ATAQUE À OPOSIÇÃO - Acuado pela posição, Severino partiu para o ataque. "Muitos desses líderes que se candidatem à presidência da Câmara daqui a um ano e meio, porque agora não vai ter vaga para eles não", afirmou.
O pepista também negou uma tentativa de acordo com a oposição. "Eu não sou homem de fazer cambalacho nem de fazer acordo para me beneficiar", afirmou, arrematando: "Eu sou o presidente da Câmara dos Deputados, eleito com 300 votos. Eles não podem tripudiar sobre aqueles 300 votos, eu exercerei o meu mandato em toda a sua plenitude".
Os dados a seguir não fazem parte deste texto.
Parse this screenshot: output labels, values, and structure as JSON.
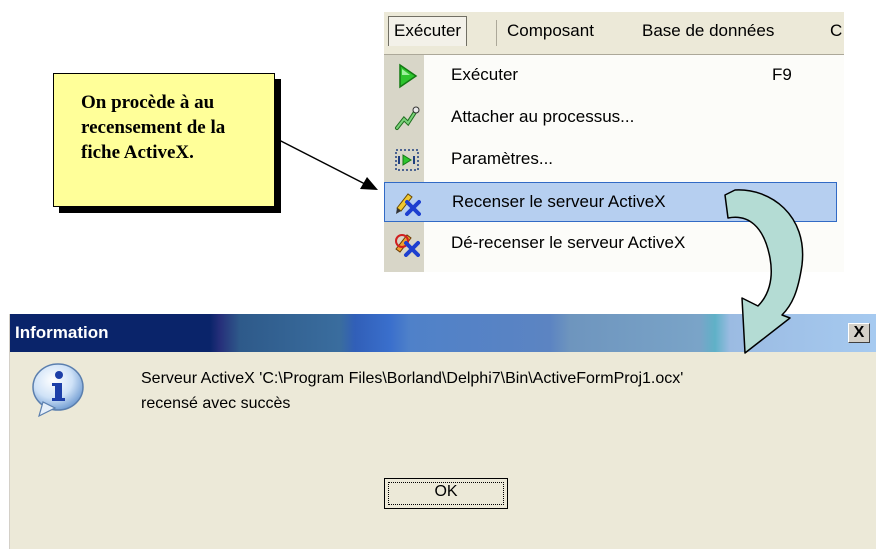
{
  "callout": {
    "lines": [
      "On procède à au",
      "recensement de la",
      "fiche ActiveX."
    ]
  },
  "menubar": {
    "items": [
      "Exécuter",
      "Composant",
      "Base de données",
      "C"
    ]
  },
  "menu": {
    "items": [
      {
        "label": "Exécuter",
        "shortcut": "F9",
        "icon": "run-icon"
      },
      {
        "label": "Attacher au processus...",
        "icon": "attach-icon"
      },
      {
        "label": "Paramètres...",
        "icon": "parameters-icon"
      },
      {
        "label": "Recenser le serveur ActiveX",
        "icon": "register-activex-icon",
        "highlighted": true
      },
      {
        "label": "Dé-recenser le serveur ActiveX",
        "icon": "unregister-activex-icon"
      }
    ]
  },
  "dialog": {
    "title": "Information",
    "close_label": "X",
    "message_line1": "Serveur ActiveX 'C:\\Program Files\\Borland\\Delphi7\\Bin\\ActiveFormProj1.ocx'",
    "message_line2": "recensé avec succès",
    "ok_label": "OK",
    "icon": "information-icon"
  },
  "colors": {
    "callout_bg": "#ffff99",
    "menu_highlight": "#b6cff0",
    "title_bar_start": "#0a246a",
    "title_bar_end": "#a6caf0",
    "arrow_fill": "#b4dcd4"
  }
}
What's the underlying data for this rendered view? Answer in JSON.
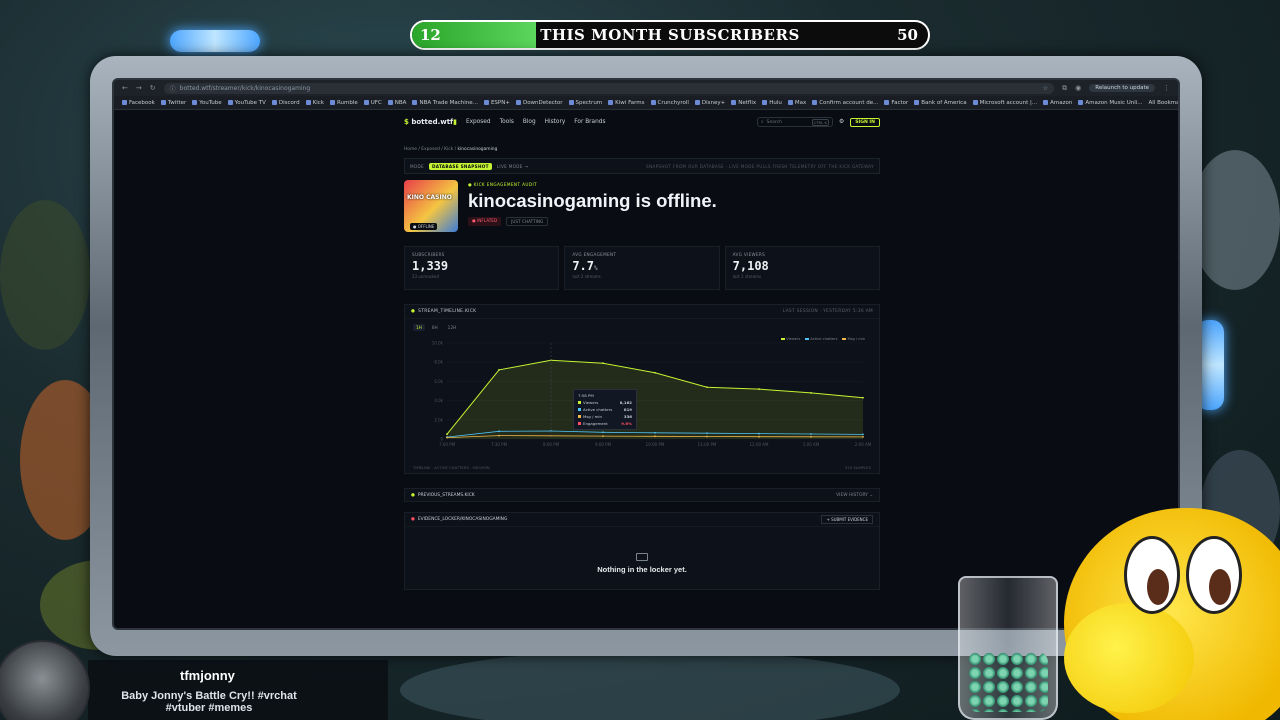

ESTÁTUA PARA ELE MESMO Severino pontuou sua entrevista de ironias e auto-elogios. Em um deles, sugeriu uma estátua para si próprio. " Um homem que tem 74 anos, 42 de vida pública, sem uma mácula sequer. Eu poderia sugerir aqui erguer uma estátua para um parlamentar que nunca cometeu um desatino em sua vida."
Em outro ponto, ironizou o fato de que poucos parlamentares hoje assumem ter votado nele. "Hipnotizei todos eles."

APOIO DO GOVERNO - "O governo tem certeza absoluta de que não estou dentro desse enlameado que tentaram lançar em meu nome", disse. Ele afirmou, entretanto, que nada faz para atrair Lula. "Eu não vou fazer nenhum ato para sensibilizar o presidente. Ele que cumpra com o dever dele, que eu cumprirei com o meu." Sobre os governistas no Congresso, que vacilam entre ele e a oposição, Severino disse ter certeza de que os conquistou após a entrevista de ontem. "Eles viram a minha posição, a minha correção, não titubeei em momento algum."

AÇÕES NA JUSTIÇA - Severino disse ter orientado seu advogado a entrar com processos judiciais por calúnia contra os acusadores.

PRECONCEITO - "Sei que o preconceito é meu maior inimigo. Por isso não me surpreendem manifestações histéricas de uma minoria que não admite que um nordestino simples possa estar à frente de uma das Casas do Poder Legislativo."

CAIXA DOIS-Sobre a pergunta se ele havia usado caixa dois nas eleições de 2002, Severino negou e justificou sua declaração de gastos baixa. "A família Cavalcanti consegue arrumar voto bem baratinho", declarou.